Like hair on an old man, ice on the planet disappearing on top, increasing on bottom


Even as the Arctic has become less icy, the Antarctic has seen more sea ice.

Why?

Scientists are still noodling it out. But a couple theories are gaining traction.

First, the southern hole in the ozone serves as a bit of a heat vent, allowing for cooler temperatures at that end of the globe even as the build-up of carbon dioxide and other greenhouse gases appears to be warming the Earth.

Next, ocean circulation may be changing. The waters of the ocean could be more stratified, meaning the warmer water below is mixing less with colder water on the surface. That means more ice.

Finally, it might have to do with how water logged the sea ice is. I'm a little shaky on this point, but it has to do with snow becoming wet and turning to ice.

Try reading this piece for a longer explanation.

Glaciers kick it up another gear, then get winded


Fresh research on glaciers that appeared to be moving especially fast in southeastern Greenland may raise as many questions as it answers.
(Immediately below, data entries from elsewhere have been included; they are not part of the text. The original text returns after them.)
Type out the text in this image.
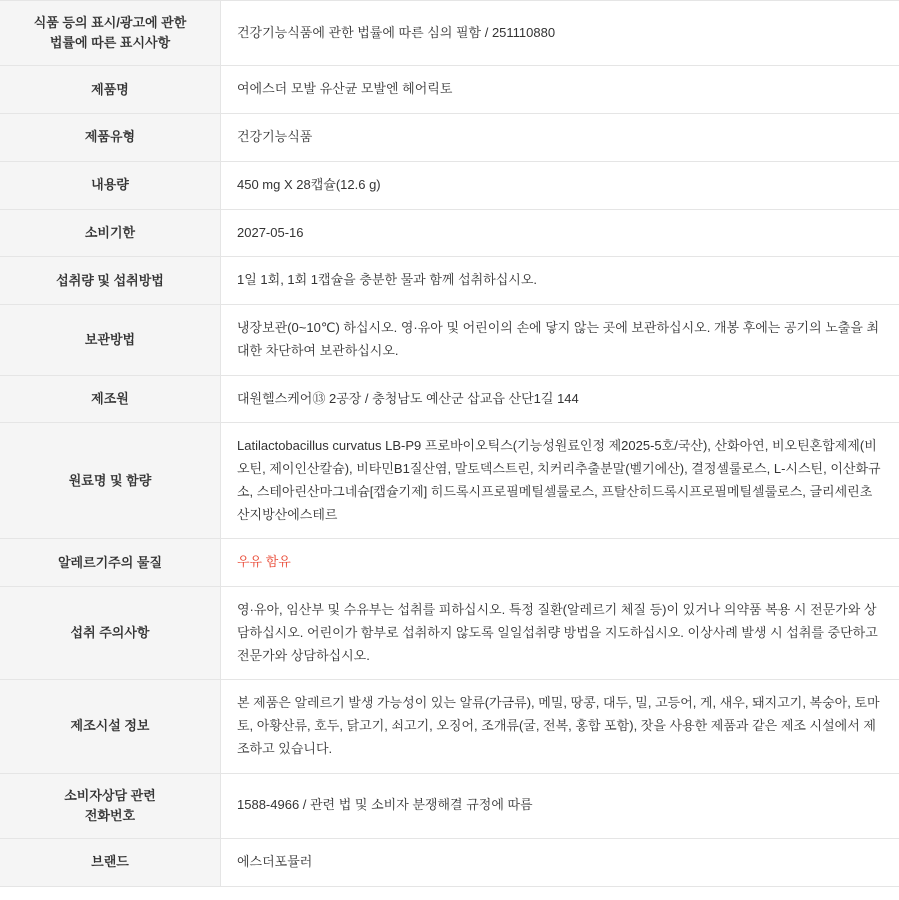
식품 등의 표시/광고에 관한
법률에 따른 표시사항	건강기능식품에 관한 법률에 따른 심의 필함 / 251110880

제품명	여에스더 모발 유산균 모발엔 헤어릭토

제품유형	건강기능식품

내용량	450 mg X 28캡슐(12.6 g)

소비기한	2027-05-16

섭취량 및 섭취방법	1일 1회, 1회 1캡슐을 충분한 물과 함께 섭취하십시오.

보관방법	냉장보관(0~10℃) 하십시오. 영·유아 및 어린이의 손에 닿지 않는 곳에 보관하십시오. 개봉 후에는 공기의 노출을 최대한 차단하여 보관하십시오.

제조원	대원헬스케어⑬ 2공장 / 충청남도 예산군 삽교읍 산단1길 144

원료명 및 함량	Latilactobacillus curvatus LB-P9 프로바이오틱스(기능성원료인정 제2025-5호/국산), 산화아연, 비오틴혼합제제(비오틴, 제이인산칼슘), 비타민B1질산염, 말토덱스트린, 치커리추출분말(벨기에산), 결정셀룰로스, L-시스틴, 이산화규소, 스테아린산마그네슘[캡슐기제] 히드록시프로필메틸셀룰로스, 프탈산히드록시프로필메틸셀룰로스, 글리세린초산지방산에스테르

알레르기주의 물질	우유 함유

섭취 주의사항	영·유아, 임산부 및 수유부는 섭취를 피하십시오. 특정 질환(알레르기 체질 등)이 있거나 의약품 복용 시 전문가와 상담하십시오. 어린이가 함부로 섭취하지 않도록 일일섭취량 방법을 지도하십시오. 이상사례 발생 시 섭취를 중단하고 전문가와 상담하십시오.

제조시설 정보	본 제품은 알레르기 발생 가능성이 있는 알류(가금류), 메밀, 땅콩, 대두, 밀, 고등어, 게, 새우, 돼지고기, 복숭아, 토마토, 아황산류, 호두, 닭고기, 쇠고기, 오징어, 조개류(굴, 전복, 홍합 포함), 잣을 사용한 제품과 같은 제조 시설에서 제조하고 있습니다.

소비자상담 관련
전화번호	1588-4966 / 관련 법 및 소비자 분쟁해결 규정에 따름

브랜드	에스더포뮬러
In any event, it seems the frosty buggers have slowed a bit.

From the AP:


 Helheim Glacier nearly doubled its speed in just a few years, flowing through a rift in the barren coastal mountains at a stunning 100 feet (30 meters) per day.
   Alarm bells rang as the pattern was repeated by glaciers across Greenland: Was the island's vast ice sheet, a frozen water reservoir that could raise the sea level 20 feet if disgorged, in danger of collapse?
   Half a decade later, there's a little bit of good news and a lot of uncertainty.
   "It does seem that the very rapid speeds were only sustained for a short period of time although none of these glaciers have returned to the 'normal' flow speeds yet," says Gordon Hamilton, a glaciologist from the University of Maine, who's clocked Helheim's rapid advance using GPS receivers on site since 2005.
   Understanding why Greenland's glaciers accelerated so abruptly in the first half of the decade and whether they are now slowing down is crucial to the larger question of how fast sea levels will rise as the planet warms.

Friday, September 11, 2009

World warming to a shortcut


This story in The New York Times talks about how the very disappearance of summer Arctic sea ice could be a boon to shipping. It's also a reason countries have become more covetous in their claims to the sea floor below the North Pole.

I'll be writing in the coming months about ambitious territorial claims being made at the other end of the world, and how some scientific expeditions down there double as an excuse to call dibs on Antarctica.

Wednesday, July 22, 2009

The opposite of polar, but related

Tuvalu, a string of atolls in the Pacific, knows a thing or two about climate change. Its highest ground sits just 4.5 meters above sea level. And as sea level climbs, the islands are shrinking.
Crops are getting hit more and more by ocean salt water. Real estate is disappearing.
So the folks there are hoping to shame more industrialized countries into cutting back on CO2 emissions -- in hope of slowing down climate change -- by cutting their own carbon dioxide output down to zero by 2020.
Other random Tuvalu facts: Tuvalu has a bad problem with exotic rats. It's been largely mined out and its inhabitants get most of their income from people who work abroad and send back remittances. One of its greatest financial assets is the power to sell .tv domain names to television web sites (don't discount the value of an alphabetical coincidence).